Lors du service de presse de ma biographie de Rigaut, j’avais demandé qu’on envoie un exemplaire à l’écrivain Jean-Jacques Schuhl, puisque je l’évoquais comme celui qui avait fait découvrir Rigaut à son ami Jean Eustache. Ma demande n’avait pas été prise en compte. Les années ont passé et je m’étais toujours promis de lui remettre cet exemplaire en main propre. C’est chose faite. J’en ai profité pour me faire dédicacer son premier livre Rose poussière dont il remet le manuscrit chez Gallimard en 1972 sans connaître personne. Georges Lambrichs qui dirigeait la collection "Le Chemin" l’appelle, enthousiaste. Au comité de lecture, Raymond Queneau défend le livre contre Claude Roy qui n’en voulait pas.

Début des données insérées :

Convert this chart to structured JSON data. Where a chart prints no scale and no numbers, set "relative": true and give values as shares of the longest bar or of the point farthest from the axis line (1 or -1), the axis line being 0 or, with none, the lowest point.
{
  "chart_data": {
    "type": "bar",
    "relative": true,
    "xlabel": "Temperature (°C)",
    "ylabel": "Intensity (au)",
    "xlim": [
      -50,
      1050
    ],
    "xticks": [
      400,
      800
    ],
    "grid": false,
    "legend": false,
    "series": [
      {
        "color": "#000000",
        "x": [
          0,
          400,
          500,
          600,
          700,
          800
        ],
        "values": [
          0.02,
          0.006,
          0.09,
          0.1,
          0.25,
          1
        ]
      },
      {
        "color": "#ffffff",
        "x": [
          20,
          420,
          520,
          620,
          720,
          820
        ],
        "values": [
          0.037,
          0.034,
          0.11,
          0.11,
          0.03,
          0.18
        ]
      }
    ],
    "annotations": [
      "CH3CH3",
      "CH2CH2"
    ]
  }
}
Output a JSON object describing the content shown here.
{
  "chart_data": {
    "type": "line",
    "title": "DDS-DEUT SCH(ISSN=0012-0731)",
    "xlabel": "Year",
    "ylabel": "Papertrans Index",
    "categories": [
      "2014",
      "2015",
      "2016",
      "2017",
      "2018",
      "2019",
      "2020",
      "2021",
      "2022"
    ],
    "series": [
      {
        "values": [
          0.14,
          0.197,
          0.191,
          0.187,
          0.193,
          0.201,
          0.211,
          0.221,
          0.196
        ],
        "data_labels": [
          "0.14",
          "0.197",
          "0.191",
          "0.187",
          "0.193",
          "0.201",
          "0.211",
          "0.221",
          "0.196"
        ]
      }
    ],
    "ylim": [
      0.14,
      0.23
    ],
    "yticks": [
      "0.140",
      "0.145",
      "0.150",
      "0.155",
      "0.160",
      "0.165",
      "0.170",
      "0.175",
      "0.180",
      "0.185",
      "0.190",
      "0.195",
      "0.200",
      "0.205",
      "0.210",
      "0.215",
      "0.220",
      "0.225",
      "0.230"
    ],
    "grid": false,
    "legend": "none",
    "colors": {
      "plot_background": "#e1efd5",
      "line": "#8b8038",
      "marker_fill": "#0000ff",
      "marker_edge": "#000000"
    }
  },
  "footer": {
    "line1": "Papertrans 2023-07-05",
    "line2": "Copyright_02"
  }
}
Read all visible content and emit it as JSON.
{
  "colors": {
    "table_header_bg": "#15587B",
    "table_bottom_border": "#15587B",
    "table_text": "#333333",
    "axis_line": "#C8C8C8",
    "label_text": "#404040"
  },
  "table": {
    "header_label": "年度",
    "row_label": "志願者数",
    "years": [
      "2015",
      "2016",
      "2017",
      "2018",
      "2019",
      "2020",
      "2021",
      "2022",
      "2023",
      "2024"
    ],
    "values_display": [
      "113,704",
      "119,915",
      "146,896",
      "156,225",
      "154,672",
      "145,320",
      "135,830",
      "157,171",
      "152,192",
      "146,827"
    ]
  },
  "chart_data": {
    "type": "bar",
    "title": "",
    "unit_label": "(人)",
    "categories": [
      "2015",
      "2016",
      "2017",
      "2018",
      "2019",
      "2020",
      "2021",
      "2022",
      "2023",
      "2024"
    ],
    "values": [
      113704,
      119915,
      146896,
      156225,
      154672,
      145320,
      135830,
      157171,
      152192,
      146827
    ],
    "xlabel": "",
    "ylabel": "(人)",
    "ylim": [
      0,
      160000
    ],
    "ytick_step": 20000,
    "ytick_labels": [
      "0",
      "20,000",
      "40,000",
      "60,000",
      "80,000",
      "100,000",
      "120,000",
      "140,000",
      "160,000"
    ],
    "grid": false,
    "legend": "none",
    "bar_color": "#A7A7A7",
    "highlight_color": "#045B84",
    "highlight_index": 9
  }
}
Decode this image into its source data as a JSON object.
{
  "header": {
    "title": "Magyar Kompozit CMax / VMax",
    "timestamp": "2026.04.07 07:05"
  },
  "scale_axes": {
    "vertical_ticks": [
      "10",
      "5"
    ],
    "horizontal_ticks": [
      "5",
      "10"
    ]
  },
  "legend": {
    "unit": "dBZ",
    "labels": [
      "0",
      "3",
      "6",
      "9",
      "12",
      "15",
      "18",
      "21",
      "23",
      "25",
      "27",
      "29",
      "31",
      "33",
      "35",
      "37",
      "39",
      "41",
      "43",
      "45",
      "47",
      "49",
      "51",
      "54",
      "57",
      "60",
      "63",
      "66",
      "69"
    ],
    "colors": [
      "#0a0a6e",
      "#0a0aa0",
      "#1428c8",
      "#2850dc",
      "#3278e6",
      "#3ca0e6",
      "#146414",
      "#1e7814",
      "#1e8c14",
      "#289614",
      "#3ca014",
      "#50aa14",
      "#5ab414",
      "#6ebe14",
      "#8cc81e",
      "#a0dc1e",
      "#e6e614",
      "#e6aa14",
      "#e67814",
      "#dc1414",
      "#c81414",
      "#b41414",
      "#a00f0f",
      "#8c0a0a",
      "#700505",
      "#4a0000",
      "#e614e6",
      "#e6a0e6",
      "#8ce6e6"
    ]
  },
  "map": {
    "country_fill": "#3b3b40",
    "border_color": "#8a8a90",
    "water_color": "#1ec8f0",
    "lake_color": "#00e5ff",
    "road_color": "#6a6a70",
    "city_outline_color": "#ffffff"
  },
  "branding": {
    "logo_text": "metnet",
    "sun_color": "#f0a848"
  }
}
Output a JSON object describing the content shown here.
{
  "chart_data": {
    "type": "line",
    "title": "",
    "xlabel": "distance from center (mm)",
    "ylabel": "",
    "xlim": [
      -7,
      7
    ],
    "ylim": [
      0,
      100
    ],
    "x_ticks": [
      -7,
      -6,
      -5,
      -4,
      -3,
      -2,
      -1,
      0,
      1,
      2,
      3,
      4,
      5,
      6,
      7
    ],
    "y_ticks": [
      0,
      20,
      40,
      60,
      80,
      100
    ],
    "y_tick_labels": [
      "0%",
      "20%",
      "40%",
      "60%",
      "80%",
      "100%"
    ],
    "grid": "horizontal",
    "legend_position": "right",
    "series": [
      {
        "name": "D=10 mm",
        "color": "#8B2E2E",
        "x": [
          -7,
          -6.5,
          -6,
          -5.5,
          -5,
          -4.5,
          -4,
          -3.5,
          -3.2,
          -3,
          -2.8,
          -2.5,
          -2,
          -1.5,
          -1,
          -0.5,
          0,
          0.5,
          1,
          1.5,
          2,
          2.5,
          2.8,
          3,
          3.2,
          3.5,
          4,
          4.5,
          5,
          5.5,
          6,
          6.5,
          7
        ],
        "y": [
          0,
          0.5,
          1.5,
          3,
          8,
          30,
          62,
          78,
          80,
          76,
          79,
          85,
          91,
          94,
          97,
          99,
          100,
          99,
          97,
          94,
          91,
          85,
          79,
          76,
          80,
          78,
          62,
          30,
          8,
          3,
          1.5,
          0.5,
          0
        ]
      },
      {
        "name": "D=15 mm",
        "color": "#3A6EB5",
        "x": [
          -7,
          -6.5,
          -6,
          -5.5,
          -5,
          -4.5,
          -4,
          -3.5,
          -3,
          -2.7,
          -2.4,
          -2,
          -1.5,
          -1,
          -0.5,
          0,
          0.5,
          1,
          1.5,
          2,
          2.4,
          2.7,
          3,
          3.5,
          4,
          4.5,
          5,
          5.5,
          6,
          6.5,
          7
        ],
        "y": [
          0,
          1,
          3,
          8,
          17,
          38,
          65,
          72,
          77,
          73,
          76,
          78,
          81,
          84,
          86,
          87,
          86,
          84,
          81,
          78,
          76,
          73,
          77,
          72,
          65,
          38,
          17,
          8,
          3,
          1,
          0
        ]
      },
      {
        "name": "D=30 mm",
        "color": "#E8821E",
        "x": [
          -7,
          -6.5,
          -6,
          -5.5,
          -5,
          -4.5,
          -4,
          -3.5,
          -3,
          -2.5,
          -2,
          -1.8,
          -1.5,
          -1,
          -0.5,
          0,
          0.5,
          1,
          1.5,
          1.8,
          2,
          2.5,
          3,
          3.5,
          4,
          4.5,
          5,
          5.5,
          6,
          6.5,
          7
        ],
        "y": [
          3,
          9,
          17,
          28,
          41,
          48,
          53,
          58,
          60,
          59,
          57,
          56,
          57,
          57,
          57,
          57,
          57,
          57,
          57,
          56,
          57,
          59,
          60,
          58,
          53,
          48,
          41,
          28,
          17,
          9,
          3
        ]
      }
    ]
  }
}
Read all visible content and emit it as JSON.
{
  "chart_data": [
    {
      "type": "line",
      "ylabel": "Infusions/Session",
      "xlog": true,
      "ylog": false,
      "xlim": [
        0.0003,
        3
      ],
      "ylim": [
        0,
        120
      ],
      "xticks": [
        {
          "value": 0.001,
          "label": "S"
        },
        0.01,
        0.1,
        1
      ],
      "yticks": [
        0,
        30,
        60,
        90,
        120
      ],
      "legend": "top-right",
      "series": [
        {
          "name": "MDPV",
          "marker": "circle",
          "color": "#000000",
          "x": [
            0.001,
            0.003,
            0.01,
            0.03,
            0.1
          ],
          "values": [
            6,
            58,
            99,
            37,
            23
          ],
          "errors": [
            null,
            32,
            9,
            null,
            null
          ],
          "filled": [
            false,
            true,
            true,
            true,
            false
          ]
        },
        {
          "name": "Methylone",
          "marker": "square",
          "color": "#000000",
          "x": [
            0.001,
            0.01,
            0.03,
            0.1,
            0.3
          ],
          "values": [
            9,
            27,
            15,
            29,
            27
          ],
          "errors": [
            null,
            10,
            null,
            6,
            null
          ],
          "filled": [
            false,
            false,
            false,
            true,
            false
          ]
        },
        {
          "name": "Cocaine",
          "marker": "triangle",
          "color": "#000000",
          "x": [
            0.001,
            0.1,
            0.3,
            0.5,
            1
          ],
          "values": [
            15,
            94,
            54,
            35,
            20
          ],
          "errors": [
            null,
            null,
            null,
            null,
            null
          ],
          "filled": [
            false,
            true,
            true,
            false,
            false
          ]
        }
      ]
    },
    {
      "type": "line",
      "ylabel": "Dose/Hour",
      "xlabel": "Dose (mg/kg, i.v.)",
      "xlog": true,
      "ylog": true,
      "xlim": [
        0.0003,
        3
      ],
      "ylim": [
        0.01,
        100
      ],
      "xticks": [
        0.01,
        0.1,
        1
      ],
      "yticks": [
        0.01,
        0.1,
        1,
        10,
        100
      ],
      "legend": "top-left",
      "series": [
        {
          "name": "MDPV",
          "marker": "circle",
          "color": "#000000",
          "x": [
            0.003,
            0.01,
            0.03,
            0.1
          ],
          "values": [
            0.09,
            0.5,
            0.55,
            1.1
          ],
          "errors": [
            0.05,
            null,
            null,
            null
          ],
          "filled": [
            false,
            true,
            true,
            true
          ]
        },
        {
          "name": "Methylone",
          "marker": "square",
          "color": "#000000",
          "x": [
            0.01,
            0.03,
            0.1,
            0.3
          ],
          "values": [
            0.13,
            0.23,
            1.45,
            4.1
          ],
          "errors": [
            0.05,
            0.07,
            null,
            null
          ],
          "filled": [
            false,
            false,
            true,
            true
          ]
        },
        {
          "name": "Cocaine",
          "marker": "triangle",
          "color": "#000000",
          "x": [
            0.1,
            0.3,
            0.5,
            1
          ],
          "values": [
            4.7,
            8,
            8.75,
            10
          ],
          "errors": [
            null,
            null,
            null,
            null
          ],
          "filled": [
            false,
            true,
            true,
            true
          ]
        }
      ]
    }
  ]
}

On connaît la suite, le livre deviendra culte comme son auteur. Durant notre conversation, JJS évoque Rigaut, Eustache mais aussi Frédéric Berthet : “L’univers de Berthet, ce n’est pas noir; c’est bleu nuit plutôt. Et tendre également, comme la nuit.”  Lorsque j'évoque la carte à jouer et l’enveloppe Lord Patchogue envoyée à l’adresse new-yorkaise de J.R., deux objets trouvés dans les papiers de Rigaut après son suicide, l’auteur de Rose poussière s’est écrié : « ce sont des objets magiques ! » Effectivement, ces deux reliques sont « chargées » du pouvoir de leur ancien propriétaire. On rappellera que Jacques Rigaut dans une villa d’Oyster Bay sur Long Island, un dimanche de juillet 1924, en jouant seul à une réussite et posant une carte l’une sur l’autre, image métaphorique du changement d’identité, devient Lord Patchogue, puis relevant la tête et apercevant son reflet dans un miroir, se jette dans ce dernier pour le briser. En traversant le miroir Lord Patchogue tue Jacques Rigaut, un meurtre-suicide qui préfigure le destin tragique du poète. Ces reliques ont été magnifiquement encadrées par Édouard de l’Atelier Demi-Teinte, qui avait exposé dans sa vitrine la carte à jouer, plusieurs personnes sont entrées dans sa boutique pour poser des questions sur cette carte. Magique!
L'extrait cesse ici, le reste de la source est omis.